NATO allies need the ability to communicate, test, and iterate quickly to hone their coordinated response capabilities and implement true federated mission networking. Here are five recommendations to speed a successful transition to a data-centric environment.

  1. Coordinated policy and governance – Agree on policies that enable interoperability and information sharing within a sensitive SABRE context. Technology will allow mission partner sharing without physical network separation but policy is not consistent across all accrediting agencies. Codifying this concept will speed collaboration between DOD and industry partners to arrive at the solution.

  2. Modern infrastructure – Build the target infrastructure using modern solutions that accommodate data-centric requirements. Work with commercial partners to integrate the latest cloud computing and identity management security solutions for assured access to data information and applications. This requires DOD to embrace a culture of rapid and continuous innovation, including leveraging an agile acquisition process to incentivize commercial partners to invest, build, and test prototypes.

  3. Accessible data layer – Establish a framework for discovering, securing, monitoring, and accessing data based on attributes and roles, using zero trust principles as a foundation for security. Establish data tagging standards at scale. Meta tagging will make data discoverable and support secure data sharing. 

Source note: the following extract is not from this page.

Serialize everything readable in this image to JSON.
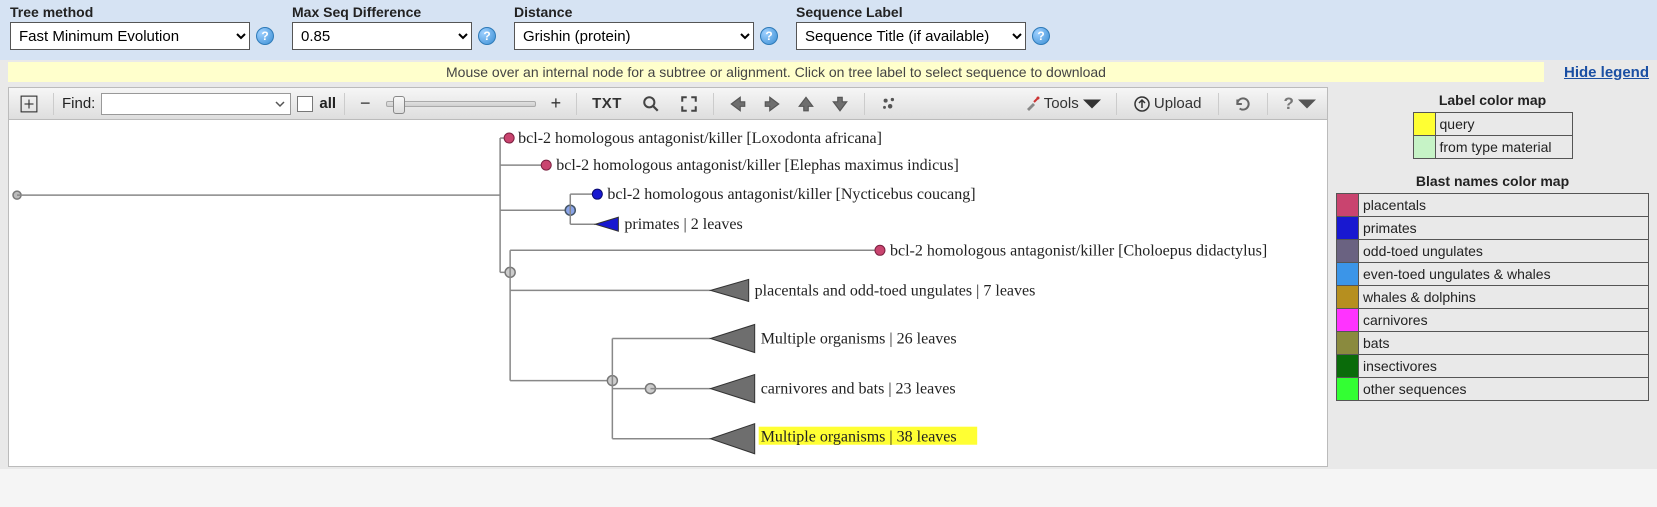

  4. Aligned cyber hygiene – Agree to common standards for cyber hygiene among allies. Cyber hygiene standards include a set of actions that users can take to identify cyberattacks and reduce cybersecurity risks. Shared security mechanisms and training will enhance trust among partners and mitigate risk in the environment.

  5. Continuous experimentation – Test prototypes, innovate, and experiment with mission partners in a lab-like environment. NATO has already made great strides with this approach in projects like Coalition Warrior Interoperability eXercise (CWIX), where alliance and partner nations test interoperability specifications. Make use of flexible agreements such as Other Transaction Authorities (OTA) that allow the government to assess multiple prototypes as part of a “fly-off” competition. 

As the pace of war accelerates, data-centricity offers the most rapid path to extend agile communications across the MPE, enabling the U.S. and its allies to act faster than near-peer adversaries such as Russia and China. It allows military partners to accelerate real-time communication, empowering DOD to know, act, and win at the speed of battle.